22 December 2011 17:58 [Source: ICIS news]
HOUSTON (ICIS)--The number of people travelling during the US holiday season this year will approach a decade high, largely because of lower gasoline prices and a stronger economy, an analyst said on Thursday.
“Year-end gasoline prices in the US continue to be at their lowest level this year since February,” said independent oil analyst Bob van der Valk. “Prices continue to slide despite an increase in crude oil costs.”
The average retail price in the US is $3.216/gal, down from $3.340/gal a month earlier, according to automobile group AAA’s Fuel Gauge Report.
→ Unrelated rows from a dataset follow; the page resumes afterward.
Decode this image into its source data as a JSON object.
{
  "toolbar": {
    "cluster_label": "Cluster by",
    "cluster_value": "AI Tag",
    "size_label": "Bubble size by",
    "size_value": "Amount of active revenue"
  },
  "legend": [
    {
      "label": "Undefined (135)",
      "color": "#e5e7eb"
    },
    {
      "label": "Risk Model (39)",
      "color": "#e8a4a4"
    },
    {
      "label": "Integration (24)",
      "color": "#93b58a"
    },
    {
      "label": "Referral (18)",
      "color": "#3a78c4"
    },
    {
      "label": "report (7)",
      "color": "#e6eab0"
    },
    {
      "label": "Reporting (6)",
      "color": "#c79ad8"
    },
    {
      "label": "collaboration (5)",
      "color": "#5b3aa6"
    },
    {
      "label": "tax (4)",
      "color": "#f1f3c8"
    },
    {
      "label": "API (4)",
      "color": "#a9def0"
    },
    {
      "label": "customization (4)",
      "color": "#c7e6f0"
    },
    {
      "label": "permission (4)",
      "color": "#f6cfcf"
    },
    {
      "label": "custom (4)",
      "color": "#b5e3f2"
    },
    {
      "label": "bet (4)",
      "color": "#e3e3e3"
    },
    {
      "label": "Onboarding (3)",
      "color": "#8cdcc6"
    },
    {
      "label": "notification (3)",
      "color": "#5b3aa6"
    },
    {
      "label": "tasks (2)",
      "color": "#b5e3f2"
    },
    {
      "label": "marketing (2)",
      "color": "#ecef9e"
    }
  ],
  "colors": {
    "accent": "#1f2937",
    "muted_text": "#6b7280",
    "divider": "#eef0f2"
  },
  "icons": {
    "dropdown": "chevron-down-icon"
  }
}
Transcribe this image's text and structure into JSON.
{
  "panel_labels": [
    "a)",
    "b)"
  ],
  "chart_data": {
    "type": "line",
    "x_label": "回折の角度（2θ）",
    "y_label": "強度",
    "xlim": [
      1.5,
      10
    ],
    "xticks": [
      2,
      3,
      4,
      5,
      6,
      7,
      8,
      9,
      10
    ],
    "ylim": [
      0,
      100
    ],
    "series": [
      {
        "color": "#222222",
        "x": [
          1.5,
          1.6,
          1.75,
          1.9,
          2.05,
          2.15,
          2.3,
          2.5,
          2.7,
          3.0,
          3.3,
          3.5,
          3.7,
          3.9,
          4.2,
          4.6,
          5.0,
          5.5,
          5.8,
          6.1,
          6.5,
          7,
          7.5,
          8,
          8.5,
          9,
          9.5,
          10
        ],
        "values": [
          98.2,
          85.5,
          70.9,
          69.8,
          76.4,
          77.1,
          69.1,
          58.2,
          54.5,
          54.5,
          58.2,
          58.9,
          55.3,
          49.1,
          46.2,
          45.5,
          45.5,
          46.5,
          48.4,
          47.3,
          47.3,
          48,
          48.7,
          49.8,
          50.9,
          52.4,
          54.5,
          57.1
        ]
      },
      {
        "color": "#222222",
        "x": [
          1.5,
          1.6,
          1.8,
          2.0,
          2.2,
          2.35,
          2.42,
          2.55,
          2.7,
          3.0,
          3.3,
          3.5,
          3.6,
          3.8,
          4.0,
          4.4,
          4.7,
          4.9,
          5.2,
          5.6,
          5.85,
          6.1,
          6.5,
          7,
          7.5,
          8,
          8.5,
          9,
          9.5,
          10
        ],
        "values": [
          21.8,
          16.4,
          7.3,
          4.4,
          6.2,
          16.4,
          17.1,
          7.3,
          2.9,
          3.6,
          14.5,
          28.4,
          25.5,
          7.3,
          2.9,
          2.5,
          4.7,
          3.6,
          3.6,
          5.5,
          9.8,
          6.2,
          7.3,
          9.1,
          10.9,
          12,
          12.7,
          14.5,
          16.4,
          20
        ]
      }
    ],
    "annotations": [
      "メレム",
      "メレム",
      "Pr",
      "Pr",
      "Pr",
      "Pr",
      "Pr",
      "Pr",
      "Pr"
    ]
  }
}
This is about 77 cents/gal lower than the peak price for 2011.
AAA forecasts travel volume during the 2011-2012 holiday season to be the second highest in the past decade.
“It’s a positive sign for the travel industry that so many Americans are planning to travel this holiday season, collectively attributing to the second-highest year-end holiday travel volume in the past 10 years,” said Bill Sutherland, vice president of AAA Travel Services.
AAA forecast 91.9m Americans will travel at least 50 miles (80km) from home during the travel period of 23 December to 2 January, an increase of 1.4% year on year.
Automobile remains the top choice for transportation during the holiday as AAA predicts 83.6m Americans to drive, up 2.1% year on year. This year’s projection is just 100,000 less than the peak travel season of 2006-2007, which saw auto travel at 83.7m.
“Both holidays (Christmas and New years) fall on a Sunday, giving all kinds of opportunities for three-day weekends to be used for travelling to family and amusement parks,” said van der Valk.
Analyst Phil Flynn with PFGBest said the economy is improving, though it is far from normal.
“Most likely we’re going to see the US economy improve next year, as we’re already seeing some signals of growth,” Flynn said.
US automobile group AAA attributes increased travel to a stronger economy, particularly the expected growth of 1.5% for real gross domestic product (GDP) in the fourth quarter of 2011 compared with 2010. A month ago, the predicted increase for the US GDP was 1.3%.
“Bottom line though, it’s all about economy and consumer confidence,” said Purvin & Gertz analyst Stephen Jones.
AAA’s survey showed 59% of intended travellers said the economy has had no impact on their travel plans or has improved their situation. The remaining group, 41% of intended travellers, pared their travel plans in response to the economy.
“There’s the people that say, ‘I’m going to see grandma whether economy is good, bad or indifferent and I’m going to drive to get there’,” said Flynn. “And some people will look at the economy getting better and not only go to grandmas but say, ‘Let’s go drive around and look at the Christmas lights as well’.”